Some early-stage devices were displayed at the show. Samsung introduced its Gear 360 camera, which will allow users to create virtual reality video compatible with the firm’s Gear VR headset, which runs on Samsung’s flagship Galaxy and Edge smartphones. LG introduced a similar device paired with a simple Google-Cardboard inspired headset powered by the new LG G5 smartphone. Both the Samsung and LG devices use Qualcomm’s Snapdragon 820 chip, which the maker says provides ‘the best VR experience on mobile’.

“The CPU side is well equipped,” Laurent Fournier, senior director for business development of Qualcomm Europe told E&T in Barcelona. “The GPU side needs to further improve, we can still deliver better, crisper images, more detail, more contrast, but the major challenge for truly mobile virtual reality is improving connectivity.”

Streaming full HD or even 4K virtual reality imagery places extreme demands on bandwidth, while real-time interactions emphasise the need for minimum latencies. Even though the existing 4G networks already enable limited applications, the real spring of mobile virtual reality is likely to come with the coveted 5G networks.

“Mobile virtual reality requires fibre-like speed in wireless,” Fournier said. “Even though we can easily achieve rates of 600Mbit/s and 100Mbit/s on the uplink capacity, what matters is the actual average performance of a modem and that currently is only in tens of megabits per second. I think that it is definitely time for the industry to go one order of magnitude up and to reach the hundreds of megabits per second average that would be extremely convenient to further enhance the use of virtual reality.”

At MWC, Qualcomm itself demonstrated its Snapdragon X16 LTE modem – the world’s first modem offering gigabit capability.

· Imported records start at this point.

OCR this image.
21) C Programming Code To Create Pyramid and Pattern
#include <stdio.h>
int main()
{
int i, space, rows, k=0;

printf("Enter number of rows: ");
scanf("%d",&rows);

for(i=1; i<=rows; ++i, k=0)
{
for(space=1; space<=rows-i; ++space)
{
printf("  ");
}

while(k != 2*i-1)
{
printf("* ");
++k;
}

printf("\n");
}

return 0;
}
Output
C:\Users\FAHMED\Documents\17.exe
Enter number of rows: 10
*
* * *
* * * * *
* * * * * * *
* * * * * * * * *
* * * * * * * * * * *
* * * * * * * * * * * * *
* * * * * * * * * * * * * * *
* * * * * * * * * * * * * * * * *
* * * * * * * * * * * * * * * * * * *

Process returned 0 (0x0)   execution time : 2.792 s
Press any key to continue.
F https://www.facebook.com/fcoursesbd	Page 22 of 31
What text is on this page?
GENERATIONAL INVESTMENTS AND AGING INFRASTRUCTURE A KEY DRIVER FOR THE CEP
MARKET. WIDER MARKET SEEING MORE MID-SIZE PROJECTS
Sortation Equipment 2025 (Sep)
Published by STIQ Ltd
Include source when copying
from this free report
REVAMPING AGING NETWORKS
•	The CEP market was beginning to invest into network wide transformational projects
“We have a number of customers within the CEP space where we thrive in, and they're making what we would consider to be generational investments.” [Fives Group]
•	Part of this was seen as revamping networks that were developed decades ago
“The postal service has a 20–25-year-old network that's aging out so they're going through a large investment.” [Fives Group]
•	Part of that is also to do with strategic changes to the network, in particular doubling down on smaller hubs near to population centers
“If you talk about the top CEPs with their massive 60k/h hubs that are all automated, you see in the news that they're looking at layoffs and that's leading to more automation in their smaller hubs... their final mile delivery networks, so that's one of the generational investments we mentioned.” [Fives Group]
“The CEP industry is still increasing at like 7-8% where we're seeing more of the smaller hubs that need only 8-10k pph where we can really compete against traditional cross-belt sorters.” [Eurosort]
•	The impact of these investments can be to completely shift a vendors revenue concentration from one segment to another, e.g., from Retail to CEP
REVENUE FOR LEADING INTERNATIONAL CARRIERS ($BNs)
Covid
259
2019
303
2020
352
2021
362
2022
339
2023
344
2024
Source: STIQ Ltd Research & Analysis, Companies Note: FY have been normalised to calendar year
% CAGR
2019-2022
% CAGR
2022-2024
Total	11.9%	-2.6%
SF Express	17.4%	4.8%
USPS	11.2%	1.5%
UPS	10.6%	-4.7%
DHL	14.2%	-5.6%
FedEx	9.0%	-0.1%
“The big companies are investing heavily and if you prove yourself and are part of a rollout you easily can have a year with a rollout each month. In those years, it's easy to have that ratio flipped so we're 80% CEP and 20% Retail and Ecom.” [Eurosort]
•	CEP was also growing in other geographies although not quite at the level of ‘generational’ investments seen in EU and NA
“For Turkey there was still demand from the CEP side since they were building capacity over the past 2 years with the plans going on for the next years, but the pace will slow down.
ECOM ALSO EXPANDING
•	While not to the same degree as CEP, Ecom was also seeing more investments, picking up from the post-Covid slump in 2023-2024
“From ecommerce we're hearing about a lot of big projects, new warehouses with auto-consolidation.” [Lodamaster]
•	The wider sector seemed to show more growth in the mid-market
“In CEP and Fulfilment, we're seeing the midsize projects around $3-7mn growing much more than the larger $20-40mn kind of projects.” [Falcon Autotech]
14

The mobility-oriented advances will help virtual reality grow beyond the gaming sphere into more practical applications. The development will also expect the device manufacturers to rethink their approach to designing virtual reality gadgets. It is quite unthinkable to have a virtual reality user bumping around with an isolating Oculus Rift type of headset, physically moving in the real world while reacting to the virtual one.

“There is a need for the industry to realise that it needs to be a mix of virtual and real that will be the reality of the use of those technologies in the future,” Fournier said. “The industry will have to find the means for effectively switching between virtual reality and augmented reality – being able to go from the tutorial to the real case, from the pure virtual game, to the game that is including also your reality into the picture.”

According to Xavier Carrillo-Costa, the future may see a move away from mostly graphics-oriented virtual realities to a more haptic and physical sensing feedback.

“We are now working on what we are seeing, but it will be more about what you are feeling, how you feel your environment,” Carrillo-Costa said.

Instead of the eye-covering headset, full-body suits and helmets could in the future become the trademark of virtual reality.